GraphQL is a newer way to create APIs that are very flexible and give users more control over how they use your API. However, with this extra control in your hands, it puts more effort on your part on how to call the GraphQL API. Unlike a REST API which you call and then receive a response determined by the API developer, with a GraphQL API, you have to develop queries to pull out information that is important to you. In Python there are several client libraries that can help you call GraphQL APIs more easily.
Python has a few GraphQL clients that work really well. While you can use a general HTTP call in Python or a general library like HTTPX or Requests, GraphQL-specific clients make it much easier to generate queries, insert variables, and listen to subscriptions. Below are a few libraries I found in the past that work well.

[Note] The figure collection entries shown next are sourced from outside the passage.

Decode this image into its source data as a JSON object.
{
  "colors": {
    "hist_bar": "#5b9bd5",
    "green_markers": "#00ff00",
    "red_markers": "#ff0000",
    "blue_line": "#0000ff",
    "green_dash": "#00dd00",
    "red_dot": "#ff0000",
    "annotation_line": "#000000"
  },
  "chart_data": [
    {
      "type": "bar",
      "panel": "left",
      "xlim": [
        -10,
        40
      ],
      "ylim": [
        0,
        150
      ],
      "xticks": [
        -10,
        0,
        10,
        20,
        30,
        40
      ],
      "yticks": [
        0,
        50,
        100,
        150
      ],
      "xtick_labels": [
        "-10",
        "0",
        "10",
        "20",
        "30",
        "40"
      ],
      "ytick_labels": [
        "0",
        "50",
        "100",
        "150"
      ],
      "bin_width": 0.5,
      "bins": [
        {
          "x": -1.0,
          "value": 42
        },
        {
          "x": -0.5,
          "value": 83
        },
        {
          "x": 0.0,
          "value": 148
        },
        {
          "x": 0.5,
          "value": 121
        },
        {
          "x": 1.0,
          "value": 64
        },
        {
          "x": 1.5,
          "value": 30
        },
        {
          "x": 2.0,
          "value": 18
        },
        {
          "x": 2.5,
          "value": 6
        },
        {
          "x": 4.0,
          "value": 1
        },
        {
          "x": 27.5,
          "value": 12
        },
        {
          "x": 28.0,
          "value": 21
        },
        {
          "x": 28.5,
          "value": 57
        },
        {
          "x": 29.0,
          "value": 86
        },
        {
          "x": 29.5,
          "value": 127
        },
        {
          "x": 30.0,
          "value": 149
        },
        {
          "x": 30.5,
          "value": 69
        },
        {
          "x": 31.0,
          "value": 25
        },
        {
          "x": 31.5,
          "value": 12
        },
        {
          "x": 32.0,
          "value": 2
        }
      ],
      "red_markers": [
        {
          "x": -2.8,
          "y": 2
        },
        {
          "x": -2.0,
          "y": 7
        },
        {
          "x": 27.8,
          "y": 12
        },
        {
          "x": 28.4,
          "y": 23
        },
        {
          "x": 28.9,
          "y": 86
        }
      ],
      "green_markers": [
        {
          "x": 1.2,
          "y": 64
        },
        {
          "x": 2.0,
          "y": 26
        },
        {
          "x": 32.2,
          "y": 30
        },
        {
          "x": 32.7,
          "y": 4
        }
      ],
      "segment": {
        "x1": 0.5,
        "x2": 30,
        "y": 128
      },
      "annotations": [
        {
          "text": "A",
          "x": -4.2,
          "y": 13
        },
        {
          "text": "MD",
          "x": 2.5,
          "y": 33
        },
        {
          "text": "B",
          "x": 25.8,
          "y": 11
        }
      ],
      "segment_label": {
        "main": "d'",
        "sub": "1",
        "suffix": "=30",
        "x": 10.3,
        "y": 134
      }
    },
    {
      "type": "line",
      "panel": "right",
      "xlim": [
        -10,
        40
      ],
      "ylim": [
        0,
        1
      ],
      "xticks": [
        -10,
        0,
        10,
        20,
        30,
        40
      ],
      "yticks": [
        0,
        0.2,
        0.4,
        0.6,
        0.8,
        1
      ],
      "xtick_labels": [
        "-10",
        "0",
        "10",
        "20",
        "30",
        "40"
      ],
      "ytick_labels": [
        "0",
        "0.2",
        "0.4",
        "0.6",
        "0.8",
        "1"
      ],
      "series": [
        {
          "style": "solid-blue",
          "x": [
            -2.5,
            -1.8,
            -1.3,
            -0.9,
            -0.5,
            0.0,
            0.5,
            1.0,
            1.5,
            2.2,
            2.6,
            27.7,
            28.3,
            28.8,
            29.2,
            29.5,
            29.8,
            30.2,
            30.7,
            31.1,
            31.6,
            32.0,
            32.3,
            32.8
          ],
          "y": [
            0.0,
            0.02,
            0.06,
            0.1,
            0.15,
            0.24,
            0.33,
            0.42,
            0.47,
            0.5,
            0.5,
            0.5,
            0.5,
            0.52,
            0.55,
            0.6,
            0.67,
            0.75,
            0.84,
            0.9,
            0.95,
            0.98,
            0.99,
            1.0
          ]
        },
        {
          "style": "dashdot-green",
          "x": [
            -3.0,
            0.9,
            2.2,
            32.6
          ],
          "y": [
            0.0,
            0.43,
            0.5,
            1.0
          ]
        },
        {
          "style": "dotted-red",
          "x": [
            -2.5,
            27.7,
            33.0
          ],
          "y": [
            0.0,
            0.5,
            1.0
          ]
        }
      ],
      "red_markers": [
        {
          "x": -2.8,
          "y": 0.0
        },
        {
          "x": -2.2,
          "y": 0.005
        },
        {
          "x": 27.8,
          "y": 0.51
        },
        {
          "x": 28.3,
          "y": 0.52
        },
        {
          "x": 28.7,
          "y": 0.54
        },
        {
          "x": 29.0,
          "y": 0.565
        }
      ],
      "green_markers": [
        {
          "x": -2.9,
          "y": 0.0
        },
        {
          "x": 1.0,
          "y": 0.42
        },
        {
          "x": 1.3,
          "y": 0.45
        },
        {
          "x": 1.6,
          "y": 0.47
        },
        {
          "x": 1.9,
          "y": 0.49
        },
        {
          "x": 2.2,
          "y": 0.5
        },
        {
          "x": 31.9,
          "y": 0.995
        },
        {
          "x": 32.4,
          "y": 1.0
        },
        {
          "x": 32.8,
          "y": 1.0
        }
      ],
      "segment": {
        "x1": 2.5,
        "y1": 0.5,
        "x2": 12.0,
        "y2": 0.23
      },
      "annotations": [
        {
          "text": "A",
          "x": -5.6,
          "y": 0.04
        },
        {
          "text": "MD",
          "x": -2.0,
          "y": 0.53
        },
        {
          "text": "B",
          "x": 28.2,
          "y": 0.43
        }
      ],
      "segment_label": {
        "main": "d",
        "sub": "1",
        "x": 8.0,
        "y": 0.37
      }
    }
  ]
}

While Python GraphQL libraries are great and help you to generate and make queries more easily, you still have to put in the effort to figure out which queries you want to make. This means exploring your GraphQL API and deciding which parameters you want, and then creating a query to pull the information you want. Simple GraphQL Client - SGQLC takes a different approach. SGQLC gives you tools to generate a Python library out of a GraphQL schema. Once you have your custom library built, you can use it to make GraphQL calls even easier. Below I'll walk you through its usage.
First download your GraphQL schema into a JSON dump.
python3 -m sgqlc.introspection https://myapp.com/graphql schema.json
Now that you have a JSON schema you can convert it to a custom Python library.
sgqlc-codegen schema schema.json schema.py
Now that you have a custom Python library, you can use Python without writing queries to call your GraphQL API.
Selecting Default Fields
This gets the first 100 issues from a selected repository on Github.
from sgqlc.operation import Operation
from sgqlc.endpoint.requests import RequestsEndpoint
from schema import schema
# Generate a Query
op = Operation(schema.Query)
op.repository(owner=owner, name=name).issues(first=100)
# Call the endpoint
headers = {'Authorization': 'bearer TOKEN'}
endpoint = RequestsEndpoint("http://server.com/graphql", headers)
# data as a dictionary
data = endpoint(op)
# convert to Python objects
repo = (op + data).repository
for issue in repo.issues.nodes:
print(issue)
The last step that converts the data to Python objects is optional. Sometimes going through large dictionaries of data can be difficult, so converting the data to Python objects can be extremely helpful.
This example selects the default fields for issues
. These are all fields that are not relationships to other types. If you wish to change this, you can also select fields manually.
Selecting Fields Manually
op = Operation(schema.Query)
issues = op.repository(owner=owner, name=name).issues(first=100)
# select number and title field
issues.nodes.number()
issues.nodes.title()
# selection pagination data
issues.page_info.__fields__('has_next_page')
issues.page_info.__fields__(end_cursor=True)
Making a Mutation
Calling mutations is just as easy. Below is a login
mutation example.
op = Operation(schema.Mutation)
mutation = op.login(input={'username': username, 'password': password})
# select errors and user data
mutation.errors()
mutation.user()
# call the endpoint
data = endpoint(op)
For me, SGQLC takes calling GraphQL queries in Python to a whole new level of ease and compactness. I highly recommend implementing it into your Python tool belt. However, other Python libraries like GQL and Python GraphQL Client are also great tools for a more standard approach.